Sounds good to me. I will redo the performance test for it.

wmi updated this revision to Diff 275836.Jul 6 2020, 2:45 PM

Enable -sample-profile-merge-inlinee by default together with -sample-profile-top-down-load.

wmi added a comment.Jul 6 2020, 2:54 PM

I tested the performance with sample-profile-top-down-load and sample-profile-merge-inlinee both enabled. In different compiler versions I got different result. In one version about three weeks older, I got 0.4% improvement for one benchmark steadily in multiple runs and neutral for another. In the head llvm version, I saw neutral result for both benchmarks.

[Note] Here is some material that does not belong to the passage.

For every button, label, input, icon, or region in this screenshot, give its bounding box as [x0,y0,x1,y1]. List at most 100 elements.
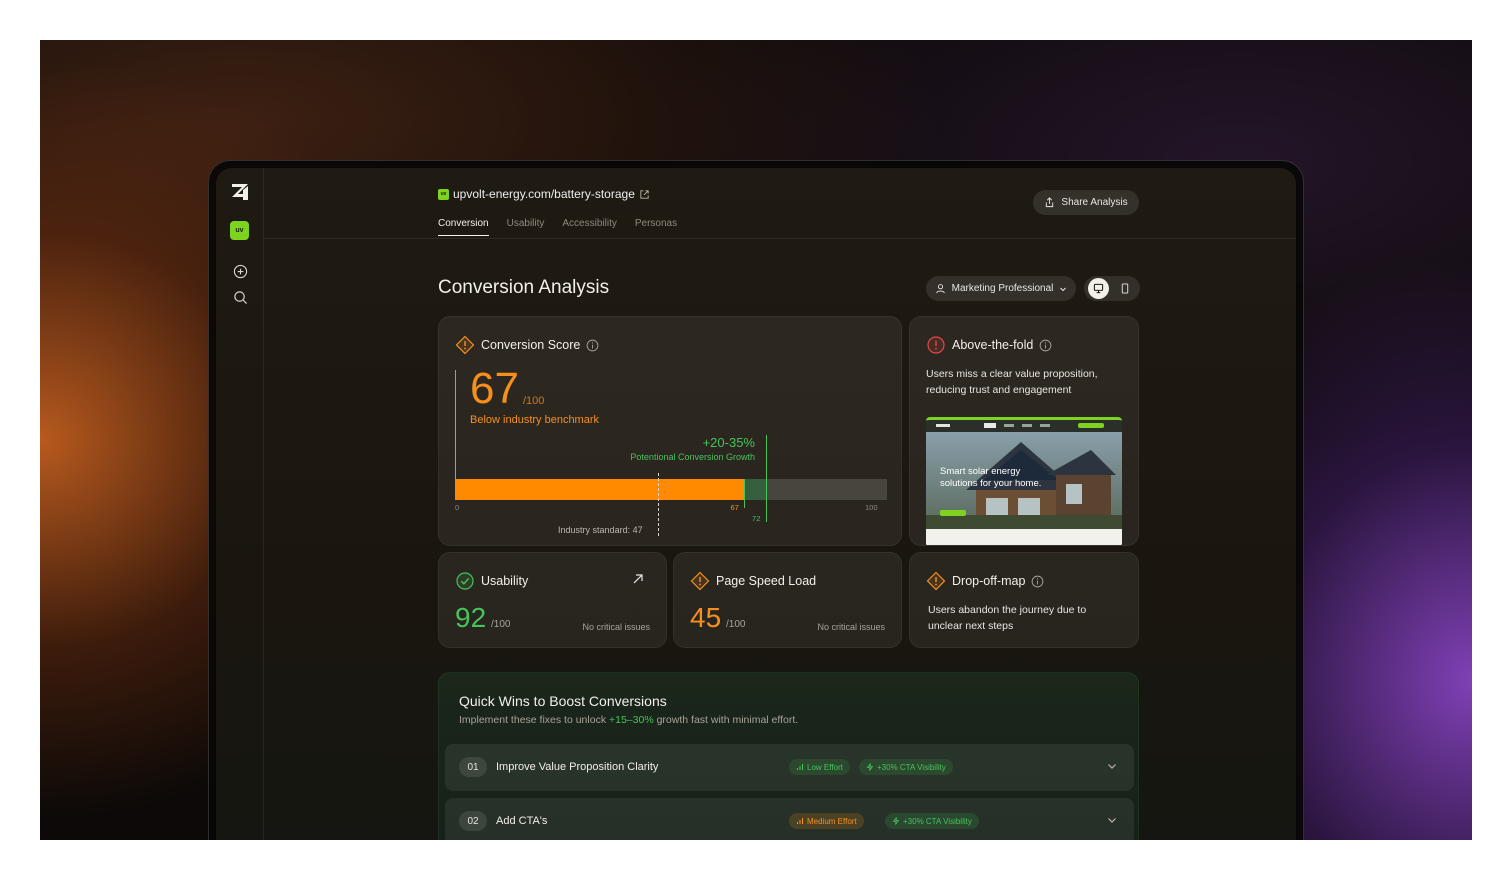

wmi updated this revision to Diff 275867.Jul 6 2020, 5:36 PM

Disable sample-profile-merge-inlinee when sample-profile-top-down-load is not effective (Currently sample-profile-top-down-load is only effective for new pass manager).

wenlei accepted this revision.Jul 6 2020, 8:03 PM

Thanks for measurement. LGTM.

This revision is now accepted and ready to land.Jul 6 2020, 8:03 PM
davidxl accepted this revision.Jul 8 2020, 8:30 AM

lgtm

This revision was automatically updated to reflect the committed changes.
ychen added a subscriber: ychen.Nov 30 2020, 3:35 PM
ychen added inline comments.
llvm/lib/Transforms/IPO/SampleProfile.cpp
1791

I don't fully understand the patch TBH. ProfileMergeInlinee is also set to false when CG == nullptr which holds true when the legacy pass manager is used. Is this intended?

hoy added a subscriber: hoy.Nov 30 2020, 6:47 PM
hoy added inline comments.
llvm/lib/Transforms/IPO/SampleProfile.cpp
1791

ProfileMergeInlinee is set to false when a top-down inlining is not available. This happens when the top-down inlining is explicitly disabled, or when a call graph is not available which means a top-down order cannot be computed.

ychen added inline comments.Nov 30 2020, 7:54 PM
llvm/lib/Transforms/IPO/SampleProfile.cpp
1791

@hoy, thank you. I just realized that I should've asked this in D70655 where the call graph is not computed hence not available for the legacy pass manager.